We have a database table which contains passwords hashed with SHA512. When a user logs into the system it compares their hashed entered password with a hashed password stored in a table. I am trying to create a user through a PL/SQL script and I need to replicate the same process as the system does to create the user when it does it through the front end.
I'm having trouble clarifying if the salt I am generating for the hash in Oracle is what is generated by the system in C#. Since when I try to login and debug the system code, the hashed password generated by the system is not matching what I created through my PL/SQL script.

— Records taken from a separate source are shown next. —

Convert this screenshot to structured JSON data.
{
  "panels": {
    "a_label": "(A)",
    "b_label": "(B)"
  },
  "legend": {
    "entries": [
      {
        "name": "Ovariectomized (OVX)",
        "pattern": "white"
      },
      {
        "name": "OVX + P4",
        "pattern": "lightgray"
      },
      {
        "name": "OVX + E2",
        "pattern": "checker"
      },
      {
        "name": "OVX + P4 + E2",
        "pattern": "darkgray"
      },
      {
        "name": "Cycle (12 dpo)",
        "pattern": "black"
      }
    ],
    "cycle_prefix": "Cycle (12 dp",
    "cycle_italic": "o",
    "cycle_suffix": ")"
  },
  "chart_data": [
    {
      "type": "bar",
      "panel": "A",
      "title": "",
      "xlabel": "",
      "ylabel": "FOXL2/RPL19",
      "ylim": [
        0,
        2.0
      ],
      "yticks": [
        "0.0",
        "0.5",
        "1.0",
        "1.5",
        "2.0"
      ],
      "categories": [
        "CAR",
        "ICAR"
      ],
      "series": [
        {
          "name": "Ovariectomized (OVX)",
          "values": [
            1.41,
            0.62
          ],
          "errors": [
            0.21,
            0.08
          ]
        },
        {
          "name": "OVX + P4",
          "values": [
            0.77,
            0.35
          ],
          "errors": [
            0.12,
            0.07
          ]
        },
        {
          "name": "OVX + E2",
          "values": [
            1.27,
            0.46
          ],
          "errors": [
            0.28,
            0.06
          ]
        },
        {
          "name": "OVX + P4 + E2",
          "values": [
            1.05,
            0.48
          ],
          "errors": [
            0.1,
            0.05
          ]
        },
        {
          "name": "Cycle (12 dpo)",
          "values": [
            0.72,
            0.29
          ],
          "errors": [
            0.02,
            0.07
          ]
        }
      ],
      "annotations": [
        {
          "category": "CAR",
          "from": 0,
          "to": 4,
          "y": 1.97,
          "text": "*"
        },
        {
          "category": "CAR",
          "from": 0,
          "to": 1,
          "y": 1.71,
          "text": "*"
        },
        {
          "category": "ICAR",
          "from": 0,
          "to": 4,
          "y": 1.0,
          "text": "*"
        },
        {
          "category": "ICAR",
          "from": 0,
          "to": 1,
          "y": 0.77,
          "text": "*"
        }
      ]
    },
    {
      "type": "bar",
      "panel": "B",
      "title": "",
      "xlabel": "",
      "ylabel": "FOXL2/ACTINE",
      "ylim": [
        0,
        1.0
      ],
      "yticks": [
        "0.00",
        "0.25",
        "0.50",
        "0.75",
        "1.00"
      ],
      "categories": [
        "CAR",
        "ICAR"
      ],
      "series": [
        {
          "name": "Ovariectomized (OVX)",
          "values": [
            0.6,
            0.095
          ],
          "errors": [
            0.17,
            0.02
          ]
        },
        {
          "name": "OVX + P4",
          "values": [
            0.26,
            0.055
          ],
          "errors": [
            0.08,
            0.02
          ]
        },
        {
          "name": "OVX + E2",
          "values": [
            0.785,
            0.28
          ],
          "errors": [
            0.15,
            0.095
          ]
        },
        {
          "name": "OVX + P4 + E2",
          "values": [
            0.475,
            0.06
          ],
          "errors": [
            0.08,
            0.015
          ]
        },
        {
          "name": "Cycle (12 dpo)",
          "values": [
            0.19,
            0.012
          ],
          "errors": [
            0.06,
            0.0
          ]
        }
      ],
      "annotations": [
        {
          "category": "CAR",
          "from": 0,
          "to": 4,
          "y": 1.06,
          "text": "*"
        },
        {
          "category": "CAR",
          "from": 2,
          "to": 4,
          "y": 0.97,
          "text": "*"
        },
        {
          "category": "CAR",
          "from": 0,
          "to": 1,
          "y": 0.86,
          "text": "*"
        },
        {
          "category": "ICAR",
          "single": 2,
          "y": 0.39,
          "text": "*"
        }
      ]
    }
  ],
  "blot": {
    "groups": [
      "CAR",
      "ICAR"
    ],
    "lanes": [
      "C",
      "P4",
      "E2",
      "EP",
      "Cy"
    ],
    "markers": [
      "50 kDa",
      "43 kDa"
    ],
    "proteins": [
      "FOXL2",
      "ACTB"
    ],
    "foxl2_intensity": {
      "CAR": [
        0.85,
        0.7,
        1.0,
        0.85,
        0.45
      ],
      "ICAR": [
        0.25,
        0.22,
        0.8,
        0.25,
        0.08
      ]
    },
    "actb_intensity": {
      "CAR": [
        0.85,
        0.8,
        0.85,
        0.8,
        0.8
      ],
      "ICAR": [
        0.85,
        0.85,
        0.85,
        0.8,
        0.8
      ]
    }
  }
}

Currently, the system generates the hash with:
public string GetSalt(int count) // count = 32
{
byte [] salt = new byte[count];
using (var gen = new RNGCyptoServiceProvider()) // System.Security.Cryptography
{
gen.GetBytes(salt);
}
return Convert.ToBase64String(salt);
}
So we should get a cryptographically strong sequence of random values based on the docs for GetBytes()
.
What I am doing in Oracle is the following:
FUNCTION GetSalt RETURN SomePasswordTable.Salt%TYPE IS
defaultSaltLength VARCHAR2(4);
randomBytes RAW(1024);
BEGIN
BEGIN
SELECT SaltLength
INTO defaultSaltLength -- This will be '32'
FROM SomeTable
WHERE someValue = 1
AND someOtherValue = 'SALTLN';
EXCEPTION
WHEN OTHERS THEN
defaultSaltLength := '32';
END;
randomBytes := DBMS_CRYPTO.RandomBytes(TO_NUMBER(defaultSaltLength));
RETURN utl_raw.cast_to_varchar2(utl_encode.base64_encode(randomBytes));
END;
My question is, am I doing the same in Oracle as the system is doing in C#?
Based on the Oracle DBMS_CRYPTO
docs, RandomBytes()
should also return me a cryptographically secure pseudo-random sequence of bytes.
Since both methods use the same hashing function. DBMS_CRYPTO.HASH_SH512
in Oracle and PBKDF2HashAlgorithm.SHA512
in C#, this is the only place I can think of where the hashing is going wrong on the Oracle side.
Is what I am doing correct? Why am I getting a different hash?